O’Nesti has apparently taken signals from Benson and Hickox as a good sign the town is willing to compromise. In fact, O’Nesti told the audience as much.. O’Nesti said he spent a year working with town planners to reach the current design.

Town staff does not have final say on land-use plan exemptions, however. The final say rests with the town board of aldermen — all five of whom are up for re-election in 2008.

The Brownfield card

The site of the proposed development is known as the old Dayco site, home to a 30-acre rubber factory on South Main Street. The factory closed in 1998 and has been sitting vacant ever since. The site would require significant demolition to get it ready for development. In addition, the site has underground contaminants from chemicals used by the rubber plant.

The contamination qualifies the site as a Brownfield site, a state designation for contaminated sites. The designation is helpful to the developer in insulating them from any legal responsibility due to the contaminants. It also offers tax breaks for redeveloping such a site.

Nonetheless, the site poses a host of problems developers don’t typically face if they had an empty lot or field to work with.

Patrick Bradshaw, a local engineer hired by O’Nesti to help with the plans, said the land-use plan concessions would make the idea of redeveloping a less-than-desirable site “more palatable.” Bradshaw said the cost of complying with the land-use plan is a deterrent to the developers.

Bradshaw said the cost of demolishing the factory was already a huge expense, not to mention the contamination, and as a result the developers needed a break on the land-use plan.

An audience member disputed that notion, however. The developers will get significant state and local tax breaks for the first five years of the development because of its Brownfield status, Roscoe Wells said. Tax breaks in the first year alone will be 90 percent. Those tax breaks will provide all the incentive the developers need.

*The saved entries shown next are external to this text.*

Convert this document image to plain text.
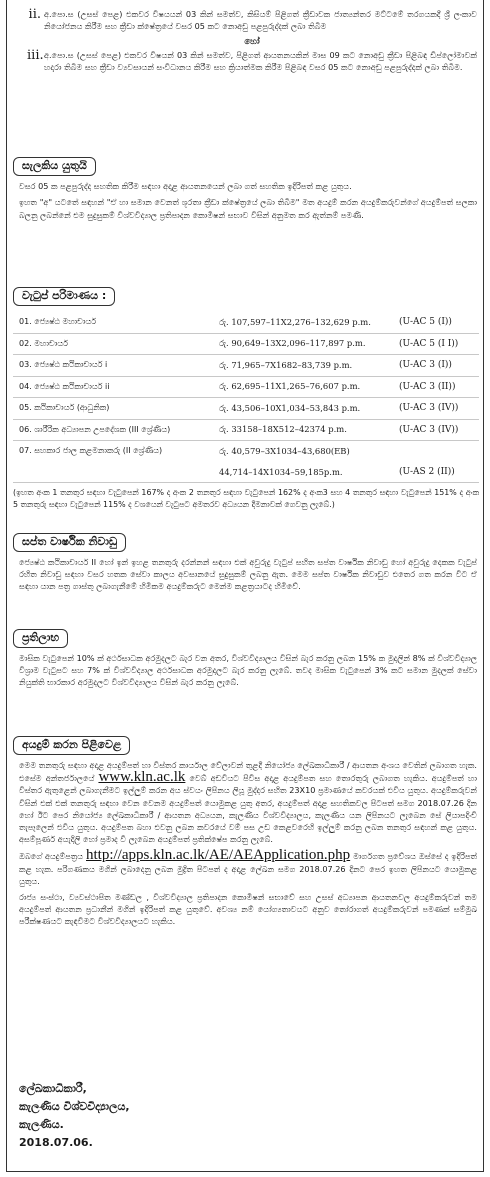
ii. අ.පො.ස (උසස් පෙළ) එකවර විෂයයන් 03 කින් සමත්ව, කිසියම් පිළිගත් ක්‍රීඩාවක ජාත්‍යන්තර මට්ටමේ තරගයකදී ශ්‍රී ලංකාව නියෝජනය කිරීම සහ ක්‍රීඩා ක්ෂේත්‍රයේ වසර 05 කට නොඅඩු පළපුරුද්දක් ලබා තිබීම

හෝ
iii. අ.පො.ස (උසස් පෙළ) එකවර විෂයන් 03 කින් සමත්ව, පිළිගත් ආයතනයකින් මාස 09 කට නොඅඩු ක්‍රීඩා පිළිබඳ ඩිප්ලෝමාවක් හදාරා තිබීම සහ ක්‍රීඩා ව්‍යවසායන් සංවිධානය කිරීම සහ ක්‍රියාත්මක කිරීම පිළිබඳ වසර 05 කට නොඅඩු පළපුරුද්දක් ලබා තිබීම.

සැලකිය යුතුයි

වසර 05 ක පළපුරුද්ද සහතික කිරීම සඳහා අදාළ ආයතනයෙන් ලබා ගත් සහතික ඉදිරිපත් කළ යුතුය.

ඉහත "අ" යටතේ සඳහන් "ඒ හා සමාන වෙනත් ශූරතා ක්‍රීඩා ක්ෂේත්‍රයේ ලබා තිබීම" මත අයදුම් කරන අයදුම්කරුවන්ගේ අයදුම්පත් සලකා බලනු ලබන්නේ එම සුදුසුකම් විශ්වවිද්‍යාල ප්‍රතිපාදන කොමිෂන් සභාව විසින් අනුමත කර ඇත්නම් පමණි.

වැටුප් පරිමාණය :
01. ජ්‍යෙෂ්ඨ මහාචාර්ය	රු. 107,597–11X2,276–132,629 p.m.	(U-AC 5 (I))
02. මහාචාර්ය	රු. 90,649–13X2,096–117,897 p.m.	(U-AC 5 (I I))
03. ජ්‍යෙෂ්ඨ කථිකාචාර්ය i	රු. 71,965–7X1682–83,739 p.m.	(U-AC 3 (I))
04. ජ්‍යෙෂ්ඨ කථිකාචාර්ය ii	රු. 62,695–11X1,265–76,607 p.m.	(U-AC 3 (II))
05. කථිකාචාර්ය (ආධුනික)	රු. 43,506–10X1,034–53,843 p.m.	(U-AC 3 (IV))
06. ශාරීරික අධ්‍යාපන උපදේශක (III ශ්‍රේණිය)	රු. 33158–18X512–42374 p.m.	(U-AC 3 (IV))
07. සහකාර ජාල කළමනාකරු (II ශ්‍රේණිය)	රු. 40,579–3X1034–43,680(EB)	
	44,714–14X1034–59,185p.m.	(U-AS 2 (II))

(ඉහත අංක 1 තනතුර සඳහා වැටුපෙන් 167% ද අංක 2 තනතුර සඳහා වැටුපෙන් 162% ද අංක3 සහ 4 තනතුර සඳහා වැටුපෙන් 151% ද අංක 5 තනතුරු සඳහා වැටුපෙන් 115% ද වශයෙන් වැටුපට අමතරව අධ්‍යයන දීමනාවක් ගෙවනු ලැබේ.)

සප්ත වාර්ෂික නිවාඩු

ජ්‍යෙෂ්ඨ කථිකාචාර්ය II හෝ ඉන් ඉහළ තනතුරු දරන්නන් සඳහා එක් අවුරුදු වැටුප් සහිත සප්ත වාර්ෂික නිවාඩු හෝ අවුරුදු දෙකක වැටුප් රහිත නිවාඩු සඳහා වසර හතක සේවා කාලය අවසානයේ සුදුසුකම් ලබනු ඇත. මෙම සප්ත වාර්ෂික නිවාඩුව එතෙර ගත කරන විට ඒ සඳහා යාන පත්‍ර ගාස්තු ලබාගැනීමේ හිමිකම අයදුම්කරුට මෙන්ම කළත්‍රයාටද හිමිවේ.

ප්‍රතිලාභ

මාසික වැටුපෙන් 10% ක් අර්ථසාධක අරමුදලට බැර වන අතර, විශ්වවිද්‍යාලය විසින් බැර කරනු ලබන 15% ක මුදලින් 8% ක් විශ්වවිද්‍යාල විශ්‍රාම වැටුපට සහ 7% ක් විශ්වවිද්‍යාල අර්ථසාධක අරමුදලට බැර කරනු ලැබේ. තවද මාසික වැටුපෙන් 3% කට සමාන මුදලක් සේවා නියුක්ති භාරකාර අරමුදලට විශ්වවිද්‍යාලය විසින් බැර කරනු ලැබේ.

අයදුම් කරන පිළිවෙළ

මෙම තනතුරු සඳහා අදාළ අයදුම්පත් හා විස්තර කාර්යාල වේලාවන් තුළදී නියෝජ්‍ය ලේඛකාධිකාරී / ආයතන අංශය වෙතින් ලබාගත හැක. එසේම අන්තර්ජාලයේ www.kln.ac.lk වෙබ් අඩවියට පිවිස අදාළ අයදුම්පත සහ තොරතුරු ලබාගත හැකිය. අයදුම්පත් හා විස්තර ඇතුළෙන් ලබාගැනීමට ඉල්ලුම් කරන අය ස්වයං ලිපිනය ලියූ මුද්දර සහිත 23X10 ප්‍රමාණයේ කවරයක් එවිය යුතුය. අයදුම්කරුවන් විසින් එක් එක් තනතුරු සඳහා වෙන වෙනම අයදුම්පත් යොමුකළ යුතු අතර, අයදුම්පත් අදාළ සහතිකවල පිටපත් සමග 2018.07.26 දින හෝ ඊට පෙර නියෝජ්‍ය ලේඛකාධිකාරී / ආයතන අධ්‍යයන, කැලණිය විශ්වවිද්‍යාලය, කැලණිය යන ලිපිනයට ලැබෙන සේ ලියාපදිංචි තැපෑලෙන් එවිය යුතුය. අයදුම්පත බහා එවනු ලබන කවරයේ වම් පස උඩ කෙළවරෙහි ඉල්ලුම් කරනු ලබන තනතුර සඳහන් කළ යුතුය. අසම්පූර්ණ අයැදිලි හෝ ප්‍රමාද වී ලැබෙන අයදුම්පත් ප්‍රතික්ෂේප කරනු ලැබේ.

ඔබගේ අයදුම්පත්‍රය http://apps.kln.ac.lk/AE/AEApplication.php මාර්ගගත ප්‍රවේශය ඔස්සේ ද ඉදිරිපත් කළ හැක. පරිගණකය මගින් ලබාදෙනු ලබන මුද්‍රිත පිටපත් ද අදාළ ලේඛන සමග 2018.07.26 දිනට පෙර ඉහත ලිපිනයට යොමුකළ යුතුය.

රාජ්‍ය සංස්ථා, ව්‍යවස්ථාපිත මණ්ඩල , විශ්වවිද්‍යාල ප්‍රතිපාදන කොමිෂන් සභාවේ සහ උසස් අධ්‍යාපන ආයතනවල අයදුම්කරුවන් තම අයදුම්පත් ආයතන ප්‍රධානීන් මගින් ඉදිරිපත් කළ යුතුවේ. අවශ්‍ය නම් යෝග්‍යතාවයට අනුව තෝරාගත් අයදුම්කරුවන් පමණක් සම්මුඛ පරීක්ෂණයට කැඳවීමට විශ්වවිද්‍යාලයට හැකිය.

ලේඛකාධිකාරී,
කැලණිය විශ්වවිද්‍යාලය,
කැලණිය.
2018.07.06.
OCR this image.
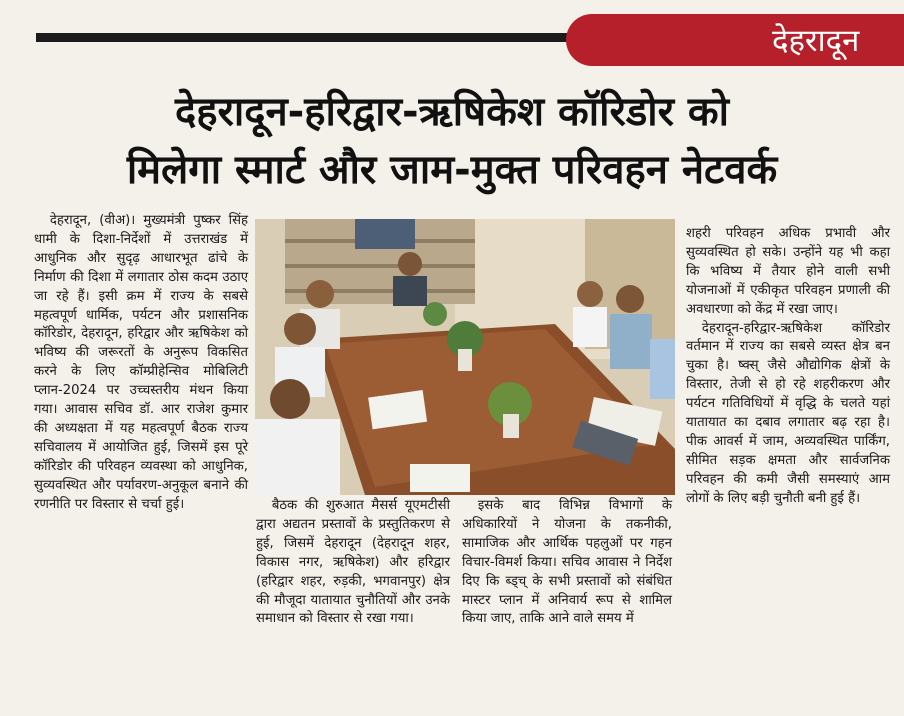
देहरादून
देहरादून-हरिद्वार-ऋषिकेश कॉरिडोर को
मिलेगा स्मार्ट और जाम-मुक्त परिवहन नेटवर्क

देहरादून, (वीअ)। मुख्यमंत्री पुष्कर सिंह धामी के दिशा-निर्देशों में उत्तराखंड में आधुनिक और सुदृढ़ आधारभूत ढांचे के निर्माण की दिशा में लगातार ठोस कदम उठाए जा रहे हैं। इसी क्रम में राज्य के सबसे महत्वपूर्ण धार्मिक, पर्यटन और प्रशासनिक कॉरिडोर, देहरादून, हरिद्वार और ऋषिकेश को भविष्य की जरूरतों के अनुरूप विकसित करने के लिए कॉम्प्रीहेन्सिव मोबिलिटी प्लान-2024 पर उच्चस्तरीय मंथन किया गया। आवास सचिव डॉ. आर राजेश कुमार की अध्यक्षता में यह महत्वपूर्ण बैठक राज्य सचिवालय में आयोजित हुई, जिसमें इस पूरे कॉरिडोर की परिवहन व्यवस्था को आधुनिक, सुव्यवस्थित और पर्यावरण-अनुकूल बनाने की रणनीति पर विस्तार से चर्चा हुई।	बैठक की शुरुआत मैसर्स यूएमटीसी द्वारा अद्यतन प्रस्तावों के प्रस्तुतिकरण से हुई, जिसमें देहरादून (देहरादून शहर, विकास नगर, ऋषिकेश) और हरिद्वार (हरिद्वार शहर, रुड़की, भगवानपुर) क्षेत्र की मौजूदा यातायात चुनौतियों और उनके समाधान को विस्तार से रखा गया।

इसके बाद विभिन्न विभागों के अधिकारियों ने योजना के तकनीकी, सामाजिक और आर्थिक पहलुओं पर गहन विचार-विमर्श किया। सचिव आवास ने निर्देश दिए कि ब्ड्च् के सभी प्रस्तावों को संबंधित मास्टर प्लान में अनिवार्य रूप से शामिल किया जाए, ताकि आने वाले समय में

शहरी परिवहन अधिक प्रभावी और सुव्यवस्थित हो सके। उन्होंने यह भी कहा कि भविष्य में तैयार होने वाली सभी योजनाओं में एकीकृत परिवहन प्रणाली की अवधारणा को केंद्र में रखा जाए।

देहरादून-हरिद्वार-ऋषिकेश कॉरिडोर वर्तमान में राज्य का सबसे व्यस्त क्षेत्र बन चुका है। ष्क्स् जैसे औद्योगिक क्षेत्रों के विस्तार, तेजी से हो रहे शहरीकरण और पर्यटन गतिविधियों में वृद्धि के चलते यहां यातायात का दबाव लगातार बढ़ रहा है। पीक आवर्स में जाम, अव्यवस्थित पार्किंग, सीमित सड़क क्षमता और सार्वजनिक परिवहन की कमी जैसी समस्याएं आम लोगों के लिए बड़ी चुनौती बनी हुई हैं।
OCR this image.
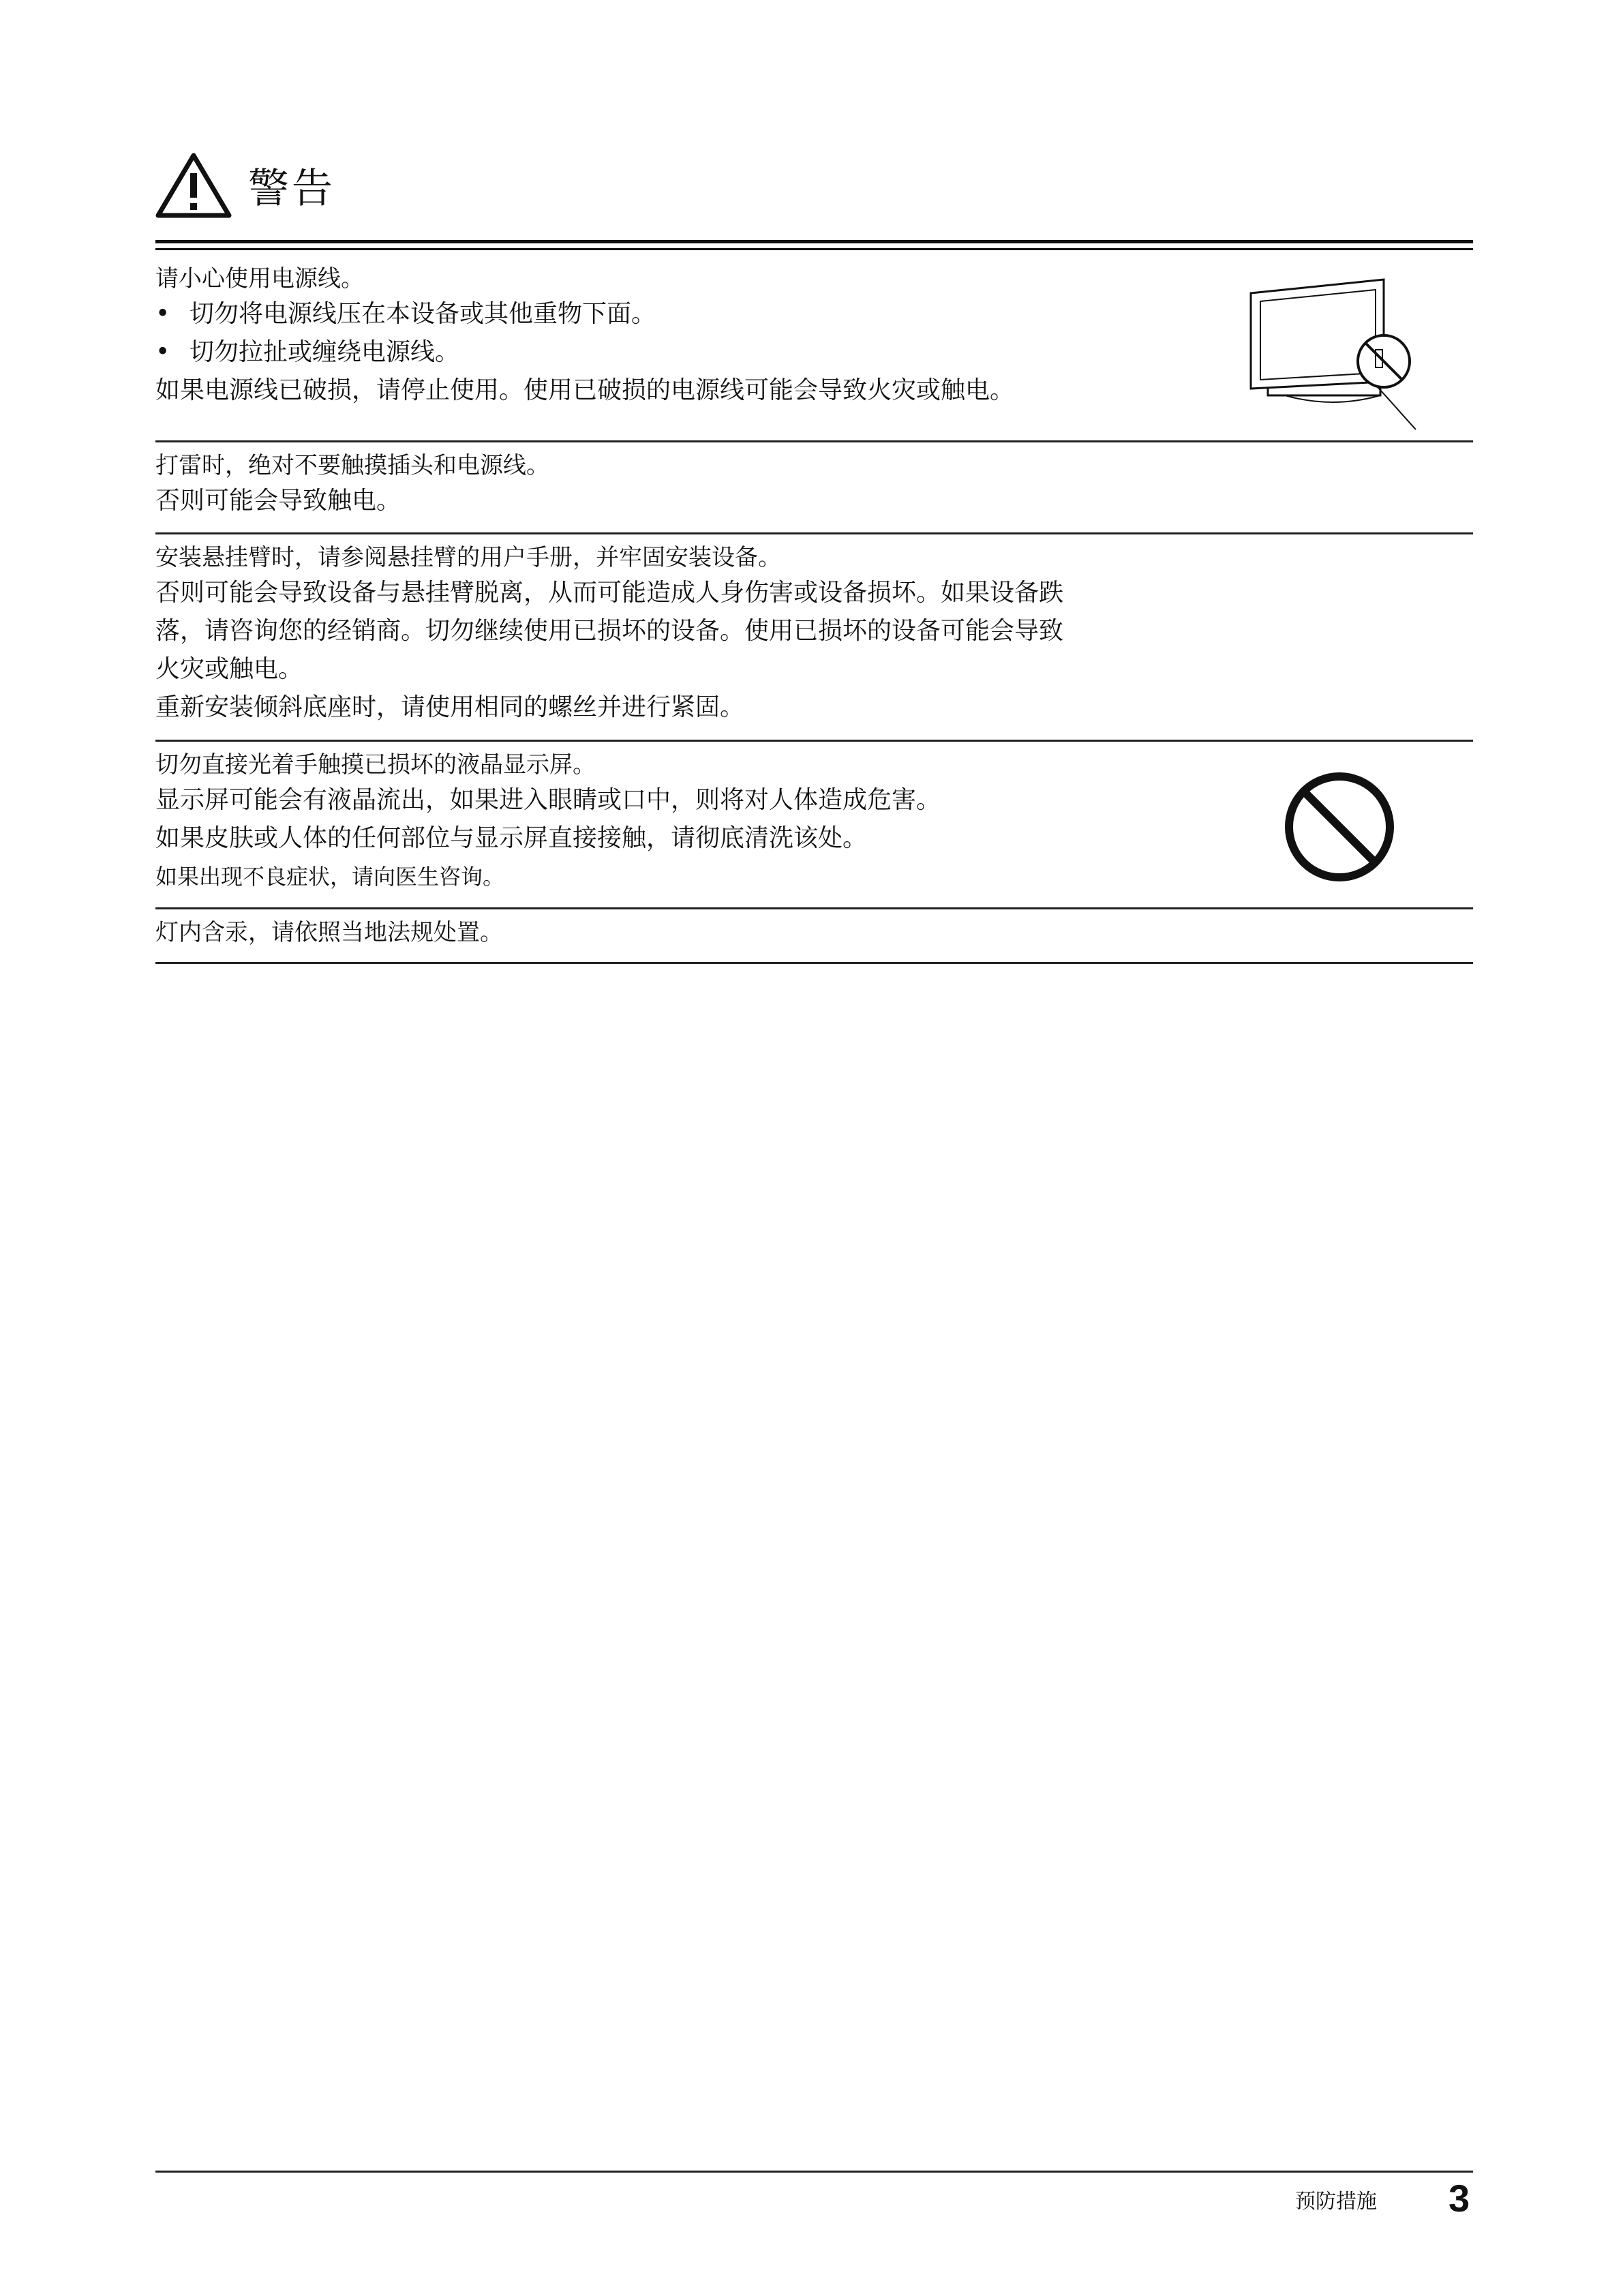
警告
请小心使用电源线。
• 切勿将电源线压在本设备或其他重物下面。
• 切勿拉扯或缠绕电源线。
如果电源线已破损，请停止使用。使用已破损的电源线可能会导致火灾或触电。
打雷时，绝对不要触摸插头和电源线。
否则可能会导致触电。
安装悬挂臂时，请参阅悬挂臂的用户手册，并牢固安装设备。
否则可能会导致设备与悬挂臂脱离，从而可能造成人身伤害或设备损坏。如果设备跌
落，请咨询您的经销商。切勿继续使用已损坏的设备。使用已损坏的设备可能会导致
火灾或触电。
重新安装倾斜底座时，请使用相同的螺丝并进行紧固。
切勿直接光着手触摸已损坏的液晶显示屏。
显示屏可能会有液晶流出，如果进入眼睛或口中，则将对人体造成危害。
如果皮肤或人体的任何部位与显示屏直接接触，请彻底清洗该处。
如果出现不良症状，请向医生咨询。
灯内含汞，请依照当地法规处置。
预防措施 3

O’Nesti said the constraints of developing a Brownfield site necessitated the request for variances from the land-use plan.

“We recognize what you are after here,” O’Nesti said of the town’s land-use plan. “What we also want you to recognize is we have a Brownfield’s program with a lot of considerations that go with it.”

Dixon said the public does not have enough information to weigh the validity of O’Nesti’s claim. The public doesn’t know how much the demolition will cost, how much the construction will cost, how much the developers will make or the projected revenue of the corporations that locate here.

“We don’t know if our ordinance is a disincentive to developing this site,” Dixon said. “We don’t know how much they are putting into it and getting out of it.”

Margaret Osondu, the owner of Osondu bookstore, said it is not worth selling out the town’s vision in the long run. Osondu said Waynesville is a growing, desirable community and another developer will come along that wants to invest in the community if this one doesn’t.

“If it is not this one, then it can be another one,” Osondu said. “Someone will want to work with us, and I encourage you not to give up our standards.”

The site has been under contract by O’Nesti for more than two years, making it difficult to know the potential interest in the site by other retail developers. Town staff said they do not know which of the requests are deal breakers if O’Nesti doesn’t get them.

“As far as I know, they haven’t threatened to take their marbles and go home,” said Byron Hickox, a town code enforcer who has been involved in some of the discussion with O’Nesti. “They are saying this is what we want.”

Town Manager Lee Galloway said he also does not know which of the exemptions are deal breakers and whether O’Nesti would walk away from the project if he doesn’t get them. Whether Home Depot and Wal-Mart won’t come to Waynesville unless they can have a 25-foot sign on South Main Street, or whether the idea of attractive building facades is too much for the developers to bear will be hashed out at a work session between the town planning board and town board of aldermen on Aug. 1.